Restoration Ecology and Ecological Restoration
You might be wondering: what is restoration ecology? The term itself might sound simplistic, but restoration ecology is a nuanced, layered topic – and a field of study! It is the scientific study of ecological restoration, how it is carried out and what it entails. It studies in great detail how science, and practitioners of ecological practices, can help an ecosystem recover from the impacts of climate change, promoting environmentally sustainable work practices.
The impact of this is such that the UN has declared the coming decade to be the Decade on Ecosystem Restoration, aimed exclusively at restoring degraded and ravaged ecosystems. In doing so, an understanding has been established of the inter-related nature of ecosystems and society– the mission is also geared towards improving food and water supply and replenishing biodiversity.
As climate change and environmental change rightfully dominate our headlines, an understanding how to combat it the most crucial topic at hand.
What is restoration ecology?
With rising sea levels across the globe and unparalleled yet expected heatwaves in every part of the world, the impacts of climate change are plain to see – and that is why understanding restoration ecology is so important.
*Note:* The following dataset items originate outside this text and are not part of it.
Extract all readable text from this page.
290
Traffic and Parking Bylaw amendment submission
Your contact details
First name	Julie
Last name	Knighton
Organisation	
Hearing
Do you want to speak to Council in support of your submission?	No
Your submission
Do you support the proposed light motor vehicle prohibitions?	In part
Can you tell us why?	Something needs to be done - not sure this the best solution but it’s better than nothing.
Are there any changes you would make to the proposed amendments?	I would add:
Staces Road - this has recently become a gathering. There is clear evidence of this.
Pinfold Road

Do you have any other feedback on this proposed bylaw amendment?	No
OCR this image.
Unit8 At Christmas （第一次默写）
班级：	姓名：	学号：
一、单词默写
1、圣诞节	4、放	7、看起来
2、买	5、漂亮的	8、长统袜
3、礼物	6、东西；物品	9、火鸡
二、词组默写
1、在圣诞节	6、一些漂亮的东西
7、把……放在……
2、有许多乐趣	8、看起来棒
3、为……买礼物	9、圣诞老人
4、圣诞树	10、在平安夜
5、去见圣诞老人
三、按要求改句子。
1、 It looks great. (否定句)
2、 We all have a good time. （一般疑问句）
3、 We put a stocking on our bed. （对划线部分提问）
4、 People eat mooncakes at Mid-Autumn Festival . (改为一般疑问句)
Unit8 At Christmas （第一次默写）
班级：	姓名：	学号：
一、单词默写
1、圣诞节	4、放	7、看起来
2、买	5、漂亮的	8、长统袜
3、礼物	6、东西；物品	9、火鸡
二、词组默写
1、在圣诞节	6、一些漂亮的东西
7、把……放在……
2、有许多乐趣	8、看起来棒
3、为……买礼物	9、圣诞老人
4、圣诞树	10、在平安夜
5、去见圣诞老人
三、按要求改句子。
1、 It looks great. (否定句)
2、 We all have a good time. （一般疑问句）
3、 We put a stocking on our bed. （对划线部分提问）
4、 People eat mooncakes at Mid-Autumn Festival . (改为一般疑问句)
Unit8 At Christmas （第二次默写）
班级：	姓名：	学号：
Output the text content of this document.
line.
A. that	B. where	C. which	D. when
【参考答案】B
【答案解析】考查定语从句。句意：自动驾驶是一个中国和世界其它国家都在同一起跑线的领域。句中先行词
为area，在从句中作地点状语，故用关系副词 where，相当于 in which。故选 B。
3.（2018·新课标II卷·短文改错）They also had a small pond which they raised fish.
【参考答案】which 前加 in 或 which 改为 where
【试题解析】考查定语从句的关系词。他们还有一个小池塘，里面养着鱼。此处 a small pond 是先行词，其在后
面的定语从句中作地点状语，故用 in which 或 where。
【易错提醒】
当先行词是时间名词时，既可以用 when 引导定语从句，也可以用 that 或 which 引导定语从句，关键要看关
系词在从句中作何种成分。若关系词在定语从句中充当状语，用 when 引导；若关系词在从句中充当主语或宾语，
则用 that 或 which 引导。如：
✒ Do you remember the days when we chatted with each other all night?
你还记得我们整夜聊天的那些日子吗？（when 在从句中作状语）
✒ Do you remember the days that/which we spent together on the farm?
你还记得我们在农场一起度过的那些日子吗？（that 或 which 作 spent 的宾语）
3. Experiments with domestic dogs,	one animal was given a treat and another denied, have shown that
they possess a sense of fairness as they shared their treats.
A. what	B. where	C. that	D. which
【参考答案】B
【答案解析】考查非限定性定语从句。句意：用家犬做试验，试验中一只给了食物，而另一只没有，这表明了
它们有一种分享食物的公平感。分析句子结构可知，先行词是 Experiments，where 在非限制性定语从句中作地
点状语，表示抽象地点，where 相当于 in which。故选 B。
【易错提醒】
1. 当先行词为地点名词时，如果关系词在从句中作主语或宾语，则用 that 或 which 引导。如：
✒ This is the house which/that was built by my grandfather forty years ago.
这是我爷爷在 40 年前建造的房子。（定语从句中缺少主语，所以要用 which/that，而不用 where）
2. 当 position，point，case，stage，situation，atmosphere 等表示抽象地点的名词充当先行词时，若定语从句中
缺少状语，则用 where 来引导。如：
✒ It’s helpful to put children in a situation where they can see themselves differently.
Ecological restoration involves taking care of the environment in ways that will reduce the significant long-term impacts climate change has had on all life worldwide, not to mention on the planet itself. The science also deals with finding ecosystems that have been ravaged or damaged, especially by human activity.
The excessive, unprecedented use of fossil fuel, coupled with the significant worldwide destruction of forest cover, has meant that the direct impact of climate change on day-to day-life is being felt now more than ever. Many countries also have very lax regulations on environmental policy, something that has now been consistently highlighted in the news thanks to young activists around the world. Much ink has been spilled over ecological restoration and management in academia and the press – all for good reason.
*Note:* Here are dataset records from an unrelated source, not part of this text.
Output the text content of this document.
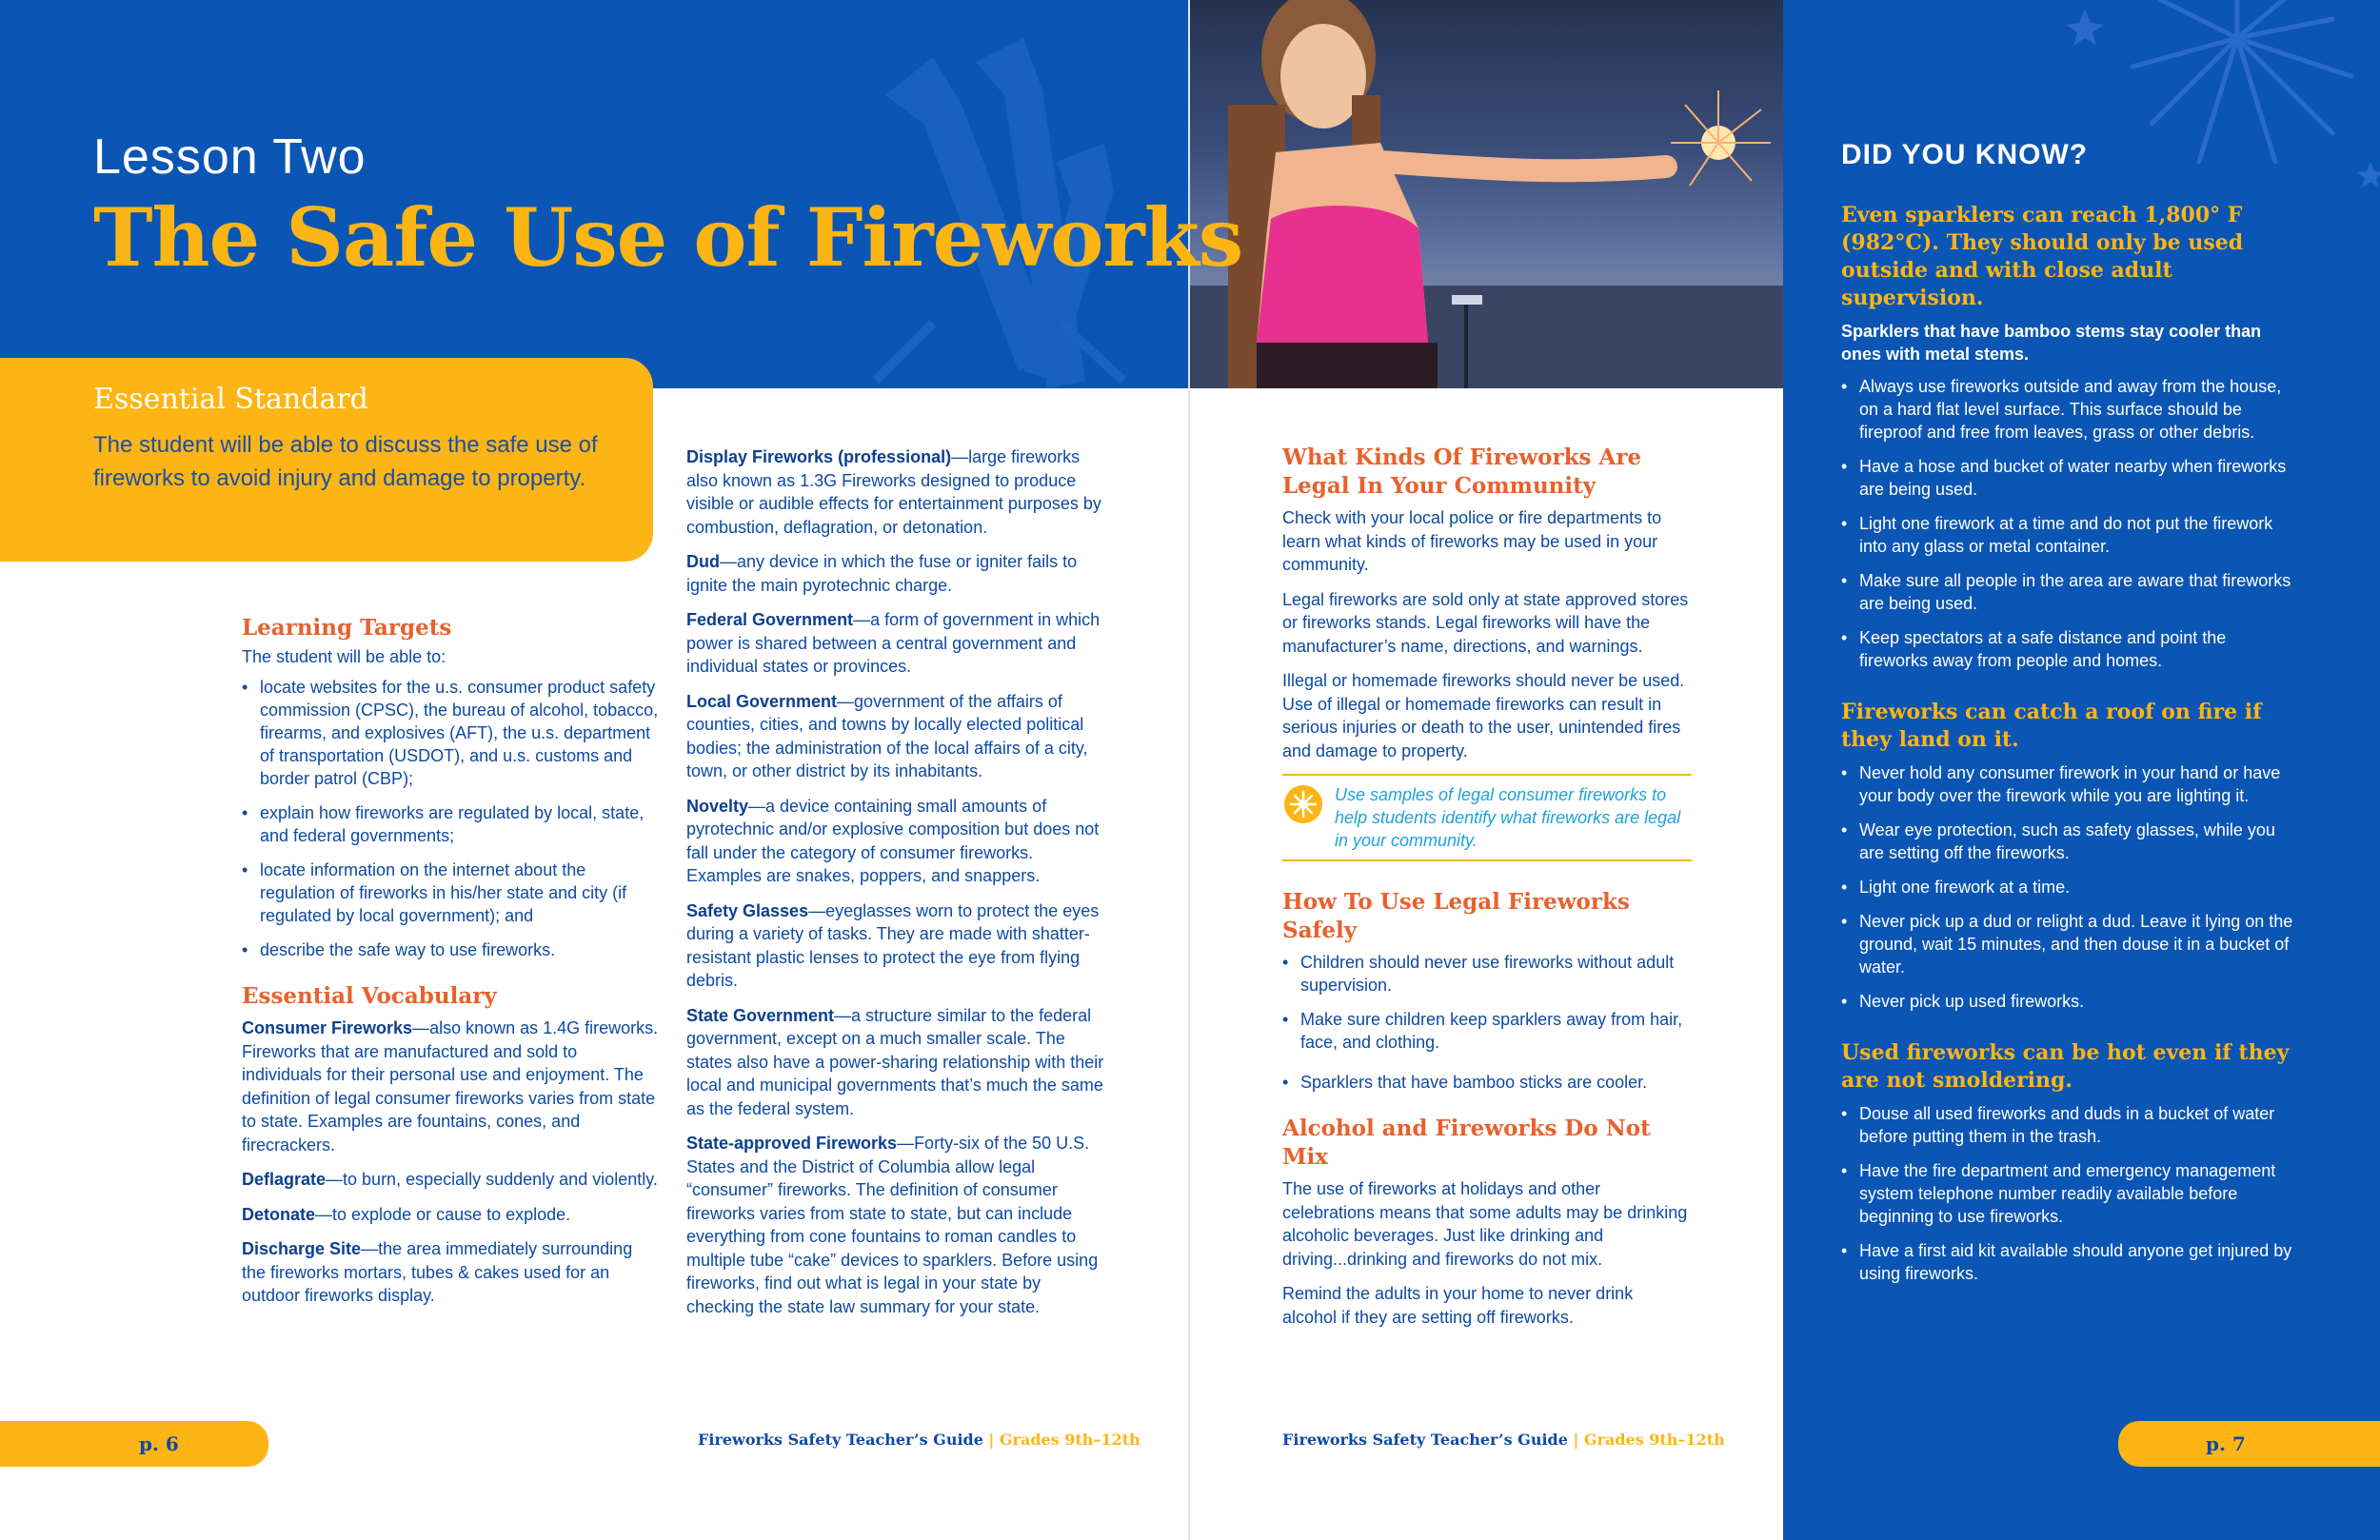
Lesson Two
The Safe Use of Fireworks
Essential Standard
The student will be able to discuss the safe use of fireworks to avoid injury and damage to property.
Learning Targets
The student will be able to:
• locate websites for the u.s. consumer product safety commission (CPSC), the bureau of alcohol, tobacco, firearms, and explosives (AFT), the u.s. department of transportation (USDOT), and u.s. customs and border patrol (CBP);
• explain how fireworks are regulated by local, state, and federal governments;
• locate information on the internet about the regulation of fireworks in his/her state and city (if regulated by local government); and
• describe the safe way to use fireworks.
Essential Vocabulary

Consumer Fireworks—also known as 1.4G fireworks. Fireworks that are manufactured and sold to individuals for their personal use and enjoyment. The definition of legal consumer fireworks varies from state to state. Examples are fountains, cones, and firecrackers.

Deflagrate—to burn, especially suddenly and violently.

Detonate—to explode or cause to explode.

Discharge Site—the area immediately surrounding the fireworks mortars, tubes & cakes used for an outdoor fireworks display.

Display Fireworks (professional)—large fireworks also known as 1.3G Fireworks designed to produce visible or audible effects for entertainment purposes by combustion, deflagration, or detonation.

Dud—any device in which the fuse or igniter fails to ignite the main pyrotechnic charge.

Federal Government—a form of government in which power is shared between a central government and individual states or provinces.

Local Government—government of the affairs of counties, cities, and towns by locally elected political bodies; the administration of the local affairs of a city, town, or other district by its inhabitants.

Novelty—a device containing small amounts of pyrotechnic and/or explosive composition but does not fall under the category of consumer fireworks. Examples are snakes, poppers, and snappers.

Safety Glasses—eyeglasses worn to protect the eyes during a variety of tasks. They are made with shatter-resistant plastic lenses to protect the eye from flying debris.

State Government—a structure similar to the federal government, except on a much smaller scale. The states also have a power-sharing relationship with their local and municipal governments that’s much the same as the federal system.

State-approved Fireworks—Forty-six of the 50 U.S. States and the District of Columbia allow legal “consumer” fireworks. The definition of consumer fireworks varies from state to state, but can include everything from cone fountains to roman candles to multiple tube “cake” devices to sparklers. Before using fireworks, find out what is legal in your state by checking the state law summary for your state.

What Kinds Of Fireworks Are Legal In Your Community

Check with your local police or fire departments to learn what kinds of fireworks may be used in your community.

Legal fireworks are sold only at state approved stores or fireworks stands. Legal fireworks will have the manufacturer’s name, directions, and warnings.

Illegal or homemade fireworks should never be used. Use of illegal or homemade fireworks can result in serious injuries or death to the user, unintended fires and damage to property.

Use samples of legal consumer fireworks to help students identify what fireworks are legal in your community.
How To Use Legal Fireworks Safely
• Children should never use fireworks without adult supervision.
• Make sure children keep sparklers away from hair, face, and clothing.
• Sparklers that have bamboo sticks are cooler.
Alcohol and Fireworks Do Not Mix

The use of fireworks at holidays and other celebrations means that some adults may be drinking alcoholic beverages. Just like drinking and driving...drinking and fireworks do not mix.

Remind the adults in your home to never drink alcohol if they are setting off fireworks.

DID YOU KNOW?
Even sparklers can reach 1,800° F (982°C). They should only be used outside and with close adult supervision.
Sparklers that have bamboo stems stay cooler than ones with metal stems.
• Always use fireworks outside and away from the house, on a hard flat level surface. This surface should be fireproof and free from leaves, grass or other debris.
• Have a hose and bucket of water nearby when fireworks are being used.
• Light one firework at a time and do not put the firework into any glass or metal container.
• Make sure all people in the area are aware that fireworks are being used.
• Keep spectators at a safe distance and point the fireworks away from people and homes.
Fireworks can catch a roof on fire if they land on it.
• Never hold any consumer firework in your hand or have your body over the firework while you are lighting it.
• Wear eye protection, such as safety glasses, while you are setting off the fireworks.
• Light one firework at a time.
• Never pick up a dud or relight a dud. Leave it lying on the ground, wait 15 minutes, and then douse it in a bucket of water.
• Never pick up used fireworks.
Used fireworks can be hot even if they are not smoldering.
• Douse all used fireworks and duds in a bucket of water before putting them in the trash.
• Have the fire department and emergency management system telephone number readily available before beginning to use fireworks.
• Have a first aid kit available should anyone get injured by using fireworks.
p. 6	p. 7
Fireworks Safety Teacher’s Guide | Grades 9th–12th	Fireworks Safety Teacher’s Guide | Grades 9th–12th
Why is restoration ecology critical?
Within restoration ecology, scientists and experts study an environment from its inception to where it is today. Primarily and fundamentally, they first study what exactly is impacting, or disturbing, the natural balance of a specific ecosystem. Some environmental changes occur in ecosystems in a natural way, each to varying degrees. In the modern world, however, the most significant, indeed the quickest impact of climate change, has been anthropogenic– caused by human action. Part of the reason the field of restoration ecology is so important is because it enables and furthers understanding of the differentiation between human impact on the environment and those that naturally occur. It is here that the knowledge of how to reverse, or at the very least, mitigate those effects would occur.
Part of the field of study is understanding how different ecosystems and their parts affect and involve the larger system as a whole. Today, these same ecosystems are broken up into smaller fragments as a result of human activity, increasing the likelihood of these fragments becoming extinct– in turn, answering the question of why restoration ecology is important.
Ecological restoration and management are very needed, in terms of awareness but also of tangible, real action to reduce the ill-effects humans have and continue to have on the environment today. It is in applying the field of study to practical action that several ecological restoration projects are being undertaken today, across countries and geographies. This field of study is even more crucial than it was two decades ago, to which end several individuals and corporates have taken on restoration ecology projects that will help the planet combat climate change and its ill-effects.
How do individuals, governments and corporates fit in?
Ecological restoration is a many-pronged entity. It involves action at many levels, ideally on a simultaneous timeline, for the most significant environmental improvement.
Individual efforts involve even seemingly ‘small’ actions, such as not littering, moving to reusable material, and making changes in our everyday lives that, together and multiplied across the billions inhabiting the earth, will definitively impact the environment. On a governmental level, it involves working closely with those studying and working in the field of restoration ecology. This is to enable and turbo-charge changing laws and making new legislations, outlawing practices that have an ill-effect on the environment.
One such example of restoration ecology is in tree planting undertaken en masse, either by an individual or a group of individuals, or by corporates as part of their extensive CSR initiatives. Corporate tree planting, because it is on a more extensive level, provides a broader positive impact on the environment.
EcoMatcher and companies of the like are enabling individuals and corporations to step up their restoration game by indulging in corporate tree planting as part of successful employee engagement programs or in a bid to promote environmentally sustainable practices in the workplace.
The final word
Rising temperatures and mediocre air quality are not the only reasons for the need for restoration ecology– intergenerational justice and the mere existence of the planet is also a high-stakes reason to get involved. The younger generation is promoting the understanding of the effect humans are having in an accelerated way on the environment today– however, it doesn’t need to be left in their hands to fend for their future. Ahead of the United Nations’ Decade on Ecosystem Restoration, it is crucial, now more than ever, that we understand ecological restoration, implement its principles in practice and look forward to reducing the impacts of climate change.